Baylor Scientists Boost Brain's Cleanup Cells With Sox9 Protein, Slashing Alzheimer's Plaques in Already-Sick Mice

Researchers at Baylor College of Medicine have demonstrated that boosting a single protein in the brain's support cells can dramatically slow Alzheimer's disease in mice that already have the hallmark plaques and memory loss of advanced disease — a result that the team says points toward a new class of treatments aimed at the brain's natural waste-disposal system rather than the plaques themselves.

The research, published this week in Nature Neuroscience, focused on Sox9, a transcription factor long known to regulate the development of astrocytes — the star-shaped support cells that vastly outnumber neurons in the human brain. Astrocytes maintain the chemical balance around neurons and have a known but poorly understood role in clearing amyloid-beta, the misfolded protein that accumulates as plaques in Alzheimer's. Lead author Dr. Dong-Joo Choi and corresponding author Dr. Benjamin Deneen, of Baylor's department of neurosurgery, used a viral vector to selectively raise Sox9 levels in astrocytes of two strains of Alzheimer's mouse models that had already developed cognitive impairment and visible plaques. "Increasing Sox9 triggered astrocytes to ingest more amyloid plaques, clearing them from the brain like a vacuum cleaner," Deneen said in a statement.

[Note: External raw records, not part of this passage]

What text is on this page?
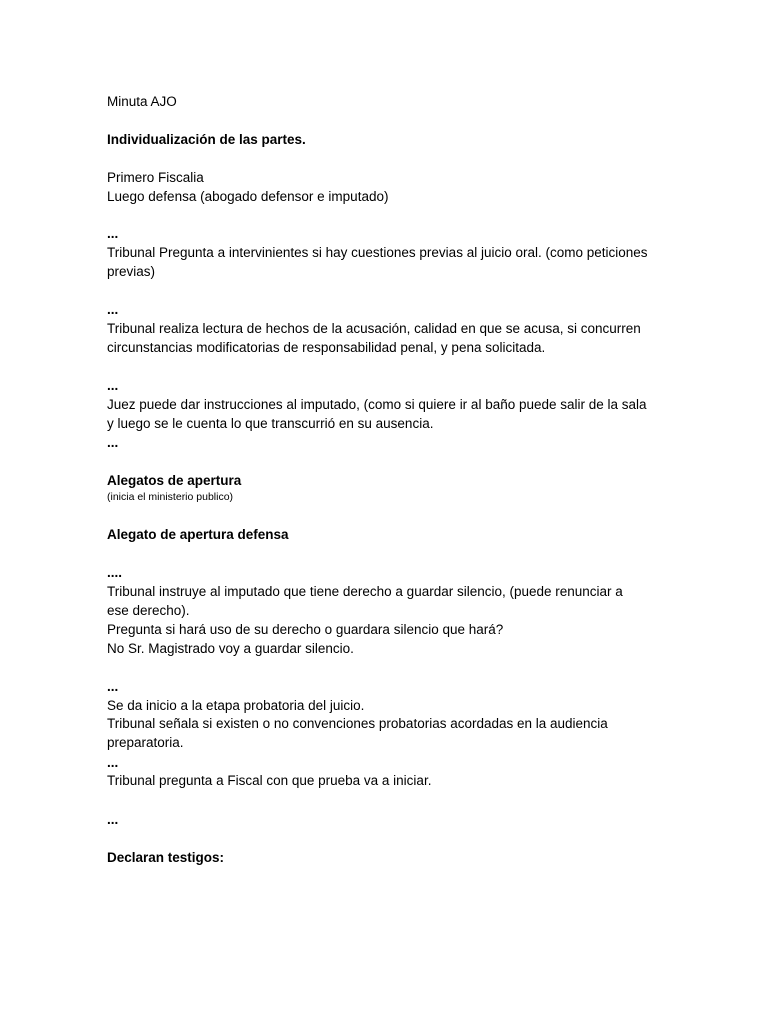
Minuta AJO
Individualización de las partes.
Primero Fiscalia
Luego defensa (abogado defensor e imputado)
...
Tribunal Pregunta a intervinientes si hay cuestiones previas al juicio oral. (como peticiones
previas)
...
Tribunal realiza lectura de hechos de la acusación, calidad en que se acusa, si concurren
circunstancias modificatorias de responsabilidad penal, y pena solicitada.
...
Juez puede dar instrucciones al imputado, (como si quiere ir al baño puede salir de la sala
y luego se le cuenta lo que transcurrió en su ausencia.
...
Alegatos de apertura
(inicia el ministerio publico)
Alegato de apertura defensa
....
Tribunal instruye al imputado que tiene derecho a guardar silencio, (puede renunciar a
ese derecho).
Pregunta si hará uso de su derecho o guardara silencio que hará?
No Sr. Magistrado voy a guardar silencio.
...
Se da inicio a la etapa probatoria del juicio.
Tribunal señala si existen o no convenciones probatorias acordadas en la audiencia
preparatoria.
...
Tribunal pregunta a Fiscal con que prueba va a iniciar.
...
Declaran testigos:
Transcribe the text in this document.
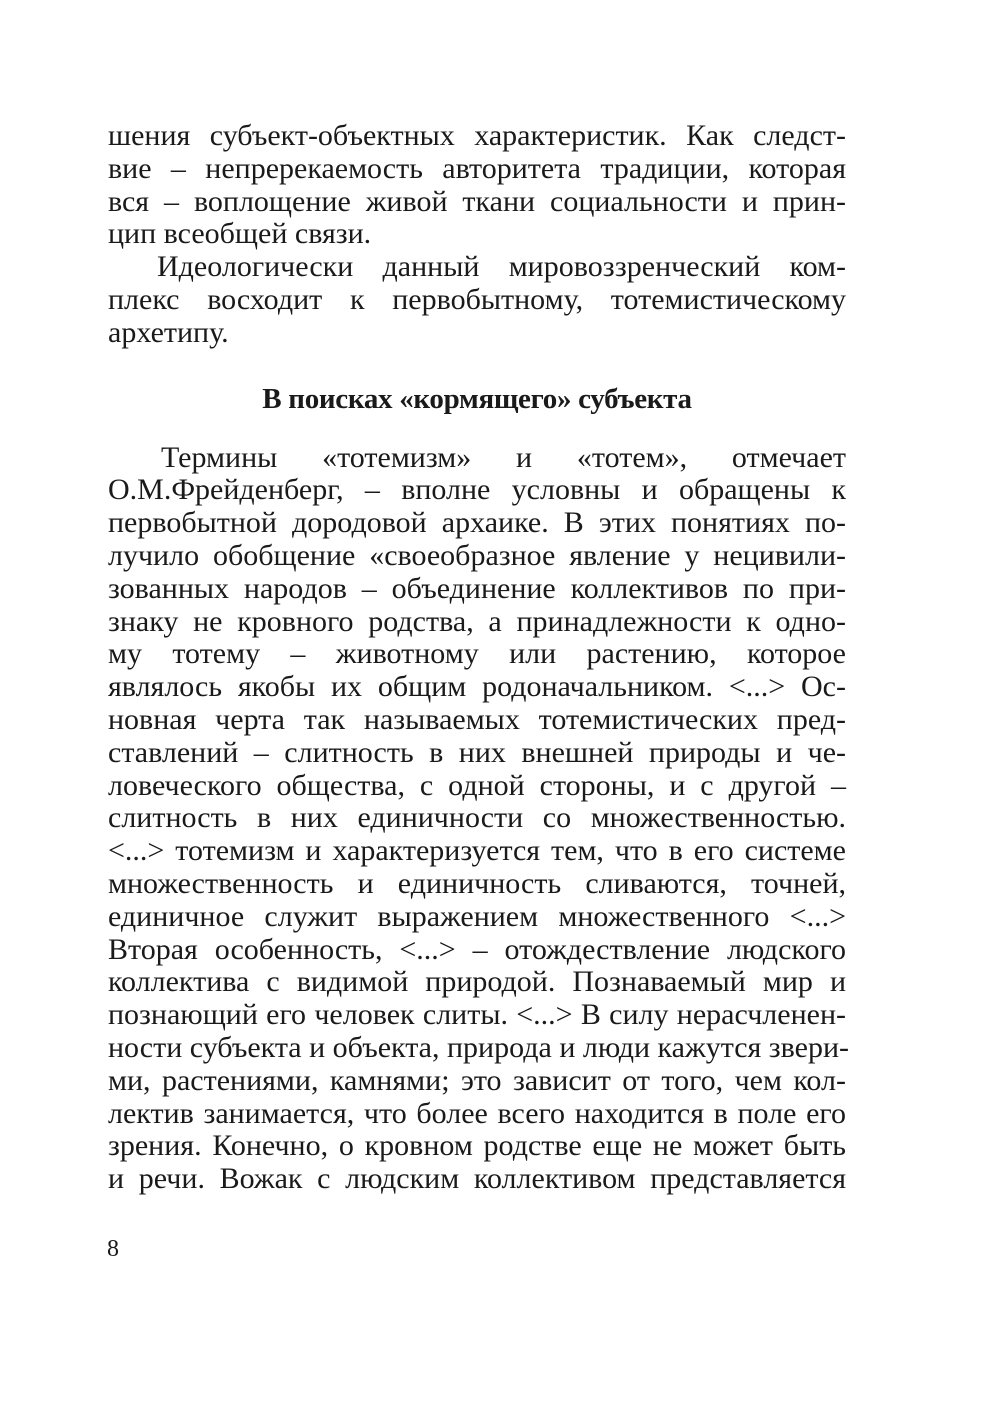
шения субъект-объектных характеристик. Как следст-
вие – непререкаемость авторитета традиции, которая
вся – воплощение живой ткани социальности и прин-
цип всеобщей связи.
Идеологически данный мировоззренческий ком-
плекс восходит к первобытному, тотемистическому
архетипу.
В поисках «кормящего» субъекта
Термины «тотемизм» и «тотем», отмечает
О.М.Фрейденберг, – вполне условны и обращены к
первобытной дородовой архаике. В этих понятиях по-
лучило обобщение «своеобразное явление у нецивили-
зованных народов – объединение коллективов по при-
знаку не кровного родства, а принадлежности к одно-
му тотему – животному или растению, которое
являлось якобы их общим родоначальником. <...> Ос-
новная черта так называемых тотемистических пред-
ставлений – слитность в них внешней природы и че-
ловеческого общества, с одной стороны, и с другой –
слитность в них единичности со множественностью.
<...> тотемизм и характеризуется тем, что в его системе
множественность и единичность сливаются, точней,
единичное служит выражением множественного <...>
Вторая особенность, <...> – отождествление людского
коллектива с видимой природой. Познаваемый мир и
познающий его человек слиты. <...> В силу нерасчленен-
ности субъекта и объекта, природа и люди кажутся звери-
ми, растениями, камнями; это зависит от того, чем кол-
лектив занимается, что более всего находится в поле его
зрения. Конечно, о кровном родстве еще не может быть
и речи. Вожак с людским коллективом представляется
8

Over six months, mice with elevated Sox9 outperformed untreated controls on memory tests including the Barnes maze and novel-object recognition, and showed marked reductions in plaque density on histology. Just as importantly, the treated astrocytes themselves became more structurally complex, growing more branches and stronger connections to surrounding neurons — features that decline naturally with aging. Mice in which Sox9 was experimentally lowered in astrocytes showed the opposite effect: faster plaque accumulation and steeper cognitive decline. "We weren't just slowing the disease," Choi said. "We were actively reversing the trajectory in animals that were already sick. That's the population we have to treat in real life — most patients aren't diagnosed until plaques have been forming for years."

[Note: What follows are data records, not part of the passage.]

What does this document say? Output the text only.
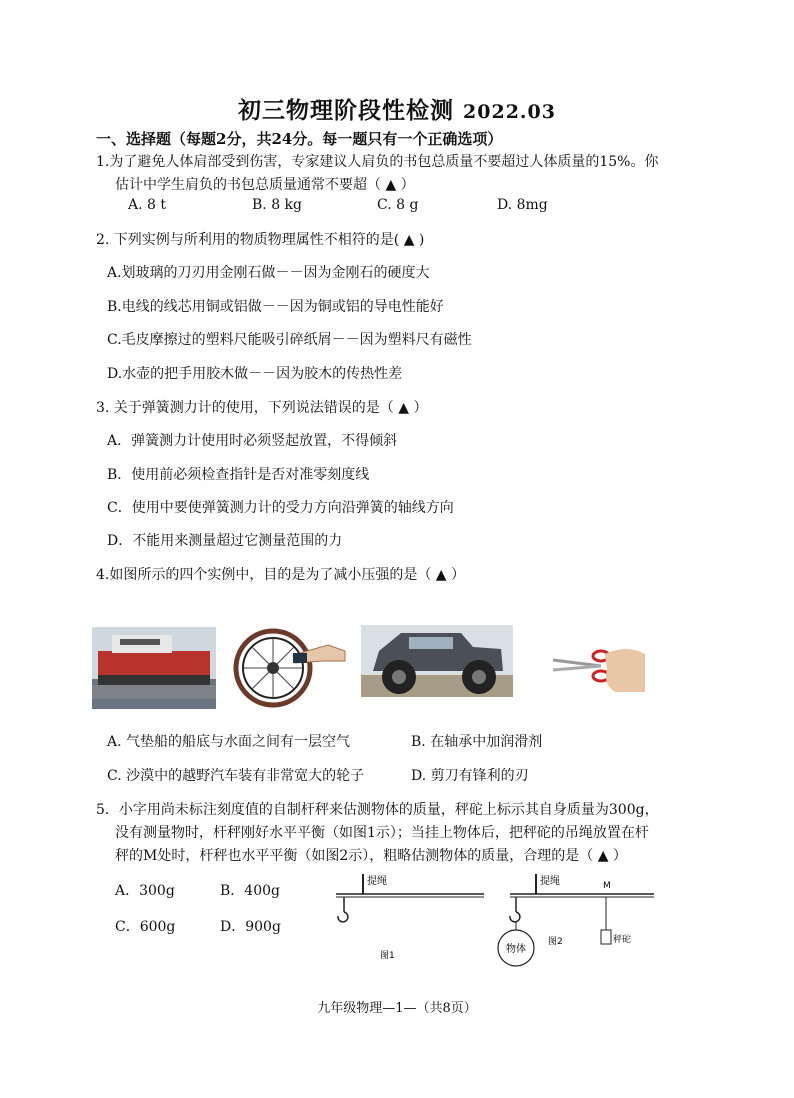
初三物理阶段性检测 2022.03
一、选择题（每题2分，共24分。每一题只有一个正确选项）
1.为了避免人体肩部受到伤害，专家建议人肩负的书包总质量不要超过人体质量的15%。你
估计中学生肩负的书包总质量通常不要超（ ▲ ）
A. 8 t	B. 8 kg	C. 8 g	D. 8mg
2. 下列实例与所利用的物质物理属性不相符的是( ▲ )
A.划玻璃的刀刃用金刚石做－－因为金刚石的硬度大
B.电线的线芯用铜或铝做－－因为铜或铝的导电性能好
C.毛皮摩擦过的塑料尺能吸引碎纸屑－－因为塑料尺有磁性
D.水壶的把手用胶木做－－因为胶木的传热性差
3. 关于弹簧测力计的使用，下列说法错误的是（ ▲ ）
A．弹簧测力计使用时必须竖起放置，不得倾斜
B．使用前必须检查指针是否对准零刻度线
C．使用中要使弹簧测力计的受力方向沿弹簧的轴线方向
D．不能用来测量超过它测量范围的力
4.如图所示的四个实例中，目的是为了减小压强的是（ ▲ ）
A. 气垫船的船底与水面之间有一层空气	B. 在轴承中加润滑剂
C. 沙漠中的越野汽车装有非常宽大的轮子	D. 剪刀有锋利的刃
5．小字用尚未标注刻度值的自制杆秤来估测物体的质量，秤砣上标示其自身质量为300g，
没有测量物时，杆秤刚好水平平衡（如图1示）；当挂上物体后，把秤砣的吊绳放置在杆
秤的M处时，杆秤也水平平衡（如图2示），粗略估测物体的质量，合理的是（ ▲ ）
A．300g	B．400g
C．600g	D．900g
提绳
图1
提绳
物体
M
秤砣
图2
九年级物理—1—（共8页）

The findings stand apart from the dominant Alzheimer's research strategy of the last 20 years, which has aimed to remove or block amyloid-beta directly through monoclonal antibodies such as lecanemab and donanemab. Those drugs have shown modest cognitive benefit in clinical trials but are dogged by side effects including brain swelling and microbleeds, particularly in patients with the high-risk APOE4 gene. By contrast, the Sox9 approach harnesses cells the brain already uses to handle waste. "It's a fundamentally different idea," said Dr. Costantino Iadecola, director of the Feil Family Brain and Mind Research Institute at Weill Cornell Medicine, who was not involved in the study. "You're not adding a foreign antibody to the brain. You're persuading the brain to do its job better."

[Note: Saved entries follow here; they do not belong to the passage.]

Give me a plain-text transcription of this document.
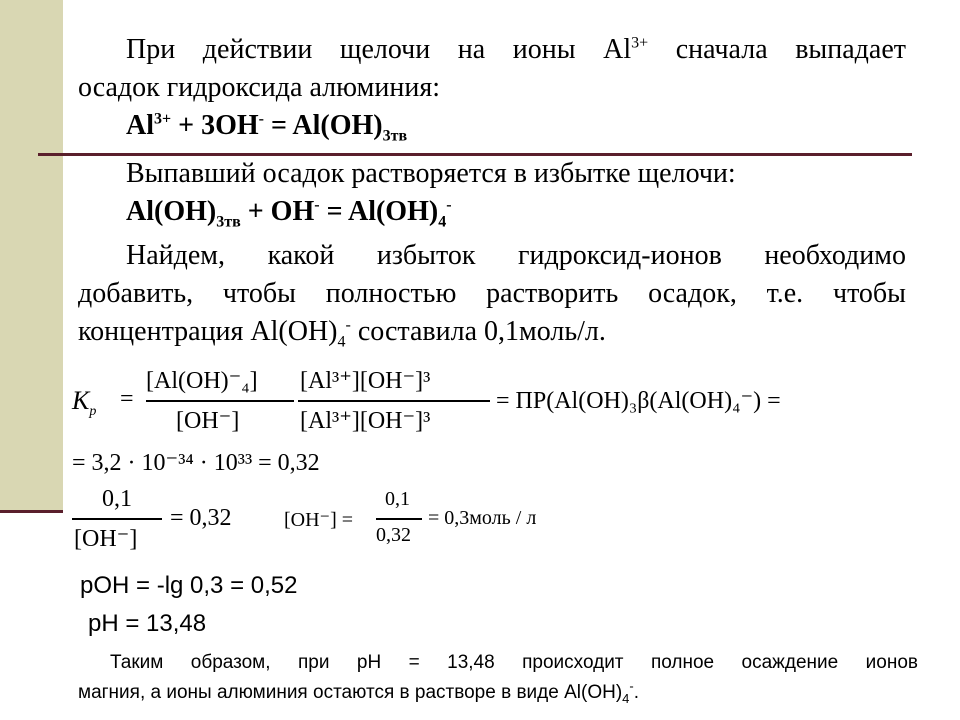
При действии щелочи на ионы $Al^{3+}$ сначала выпадает
осадок гидроксида алюминия:
$Al^{3+} + 3OH^- = Al(OH)_{3тв}$
Выпавший осадок растворяется в избытке щелочи:
$Al(OH)_{3тв} + OH^- = Al(OH)_4^-$
Найдем, какой избыток гидроксид-ионов необходимо
добавить, чтобы полностью растворить осадок, т.е. чтобы
концентрация $Al(OH)_4^-$ составила 0,1моль/л.
$K_p$ =
[Al(OH)⁻₄]
[OH⁻]
[Al³⁺][OH⁻]³
[Al³⁺][OH⁻]³
= ПР(Al(OH)₃β(Al(OH)₄⁻) =
= 3,2 · 10⁻³⁴ · 10³³ = 0,32
0,1
[OH⁻]
= 0,32	[OH⁻] =
0,1
0,32
= 0,3моль / л
pOH = -lg 0,3 = 0,52
pH = 13,48
Таким образом, при pH = 13,48 происходит полное осаждение ионов
магния, а ионы алюминия остаются в растворе в виде $Al(OH)_4^-$.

The Baylor team has begun engineering small-molecule and gene-therapy approaches to raise Sox9 levels in human astrocytes, and Deneen said the lab is in early discussions with industrial partners to advance toward an investigational new drug application. Significant questions remain — including whether the same protein behaves identically in human astrocytes, whether long-term Sox9 elevation could trigger reactive astrogliosis or other inflammation, and whether the approach will work against the tau tangles that accompany amyloid plaques in late-stage disease. The work was funded by the National Institute on Aging, the Cure Alzheimer's Fund, and Baylor's Duncan Neurological Research Institute.